Psionicists get their powers from some invisibl somewhere. Who knows where? They do not visibly DO anything to do their 'magic' so what is it? It is inherently suspicious, disturbing. It implies secret pacts with demons.
Title: Psionics in my Campaign World
Post by: So-Keher on July 20, 2006, 04:43:21 PM
oooh sounds mysterious! i like it
Title: Psionics in my Campaign World
Post by: CYMRO on July 20, 2006, 04:44:20 PM
Are you making a new class?  Or are you using "psionicist" interchangeably with "psion"?
Title: Psionics in my Campaign World
Post by: So-Keher on July 20, 2006, 04:46:50 PM
I think that the wilder class would fit in nicely with how he describes the superstitions and such. Maybe not though. I don't know much.
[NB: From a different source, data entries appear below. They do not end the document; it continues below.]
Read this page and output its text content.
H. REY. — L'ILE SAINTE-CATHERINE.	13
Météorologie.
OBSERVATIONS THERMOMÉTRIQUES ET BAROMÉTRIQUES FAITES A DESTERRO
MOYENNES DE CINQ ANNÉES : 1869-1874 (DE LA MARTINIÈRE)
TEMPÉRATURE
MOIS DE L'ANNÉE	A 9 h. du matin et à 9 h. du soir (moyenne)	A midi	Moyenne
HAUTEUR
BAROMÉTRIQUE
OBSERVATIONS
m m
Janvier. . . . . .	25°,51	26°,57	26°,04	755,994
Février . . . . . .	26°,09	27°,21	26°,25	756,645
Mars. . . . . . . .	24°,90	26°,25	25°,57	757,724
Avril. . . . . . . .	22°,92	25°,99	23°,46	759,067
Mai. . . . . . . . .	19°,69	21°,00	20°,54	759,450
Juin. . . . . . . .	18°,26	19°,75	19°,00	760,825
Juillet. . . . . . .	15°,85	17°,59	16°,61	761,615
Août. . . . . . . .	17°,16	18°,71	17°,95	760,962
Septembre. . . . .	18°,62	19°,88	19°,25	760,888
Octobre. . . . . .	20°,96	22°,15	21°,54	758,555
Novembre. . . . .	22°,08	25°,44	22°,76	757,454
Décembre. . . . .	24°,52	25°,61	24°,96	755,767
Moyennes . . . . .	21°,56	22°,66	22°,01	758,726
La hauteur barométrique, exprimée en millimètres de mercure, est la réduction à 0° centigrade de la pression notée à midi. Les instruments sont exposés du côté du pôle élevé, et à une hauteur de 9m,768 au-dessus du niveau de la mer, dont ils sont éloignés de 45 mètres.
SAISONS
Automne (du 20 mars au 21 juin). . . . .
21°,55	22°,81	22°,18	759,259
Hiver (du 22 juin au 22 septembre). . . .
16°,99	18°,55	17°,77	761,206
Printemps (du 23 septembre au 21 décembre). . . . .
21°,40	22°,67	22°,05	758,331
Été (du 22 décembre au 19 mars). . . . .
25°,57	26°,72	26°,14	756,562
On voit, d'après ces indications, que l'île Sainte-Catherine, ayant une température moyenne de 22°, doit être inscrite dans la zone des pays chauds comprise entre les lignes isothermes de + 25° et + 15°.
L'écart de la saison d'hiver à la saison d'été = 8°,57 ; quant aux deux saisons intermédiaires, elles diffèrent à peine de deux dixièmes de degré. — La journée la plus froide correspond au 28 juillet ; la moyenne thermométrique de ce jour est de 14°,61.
Do you have your campaign posted somewhere?

EDIT: Nevermind.  
Title: Psionics in my Campaign World
Post by: Tybalt on July 21, 2006, 10:52:18 AM
With this particular character it is like the wilder class.

I was kind of thinking of the psionicist ideas as being a 'lost' class, which has to be rediscovered in my game. I'm still ironing things out but I had thought that perhaps they began to dwindle as a class after some great war, when as some societies at times think that the class was no longer of use or perhaps was even disliked for whatever reason.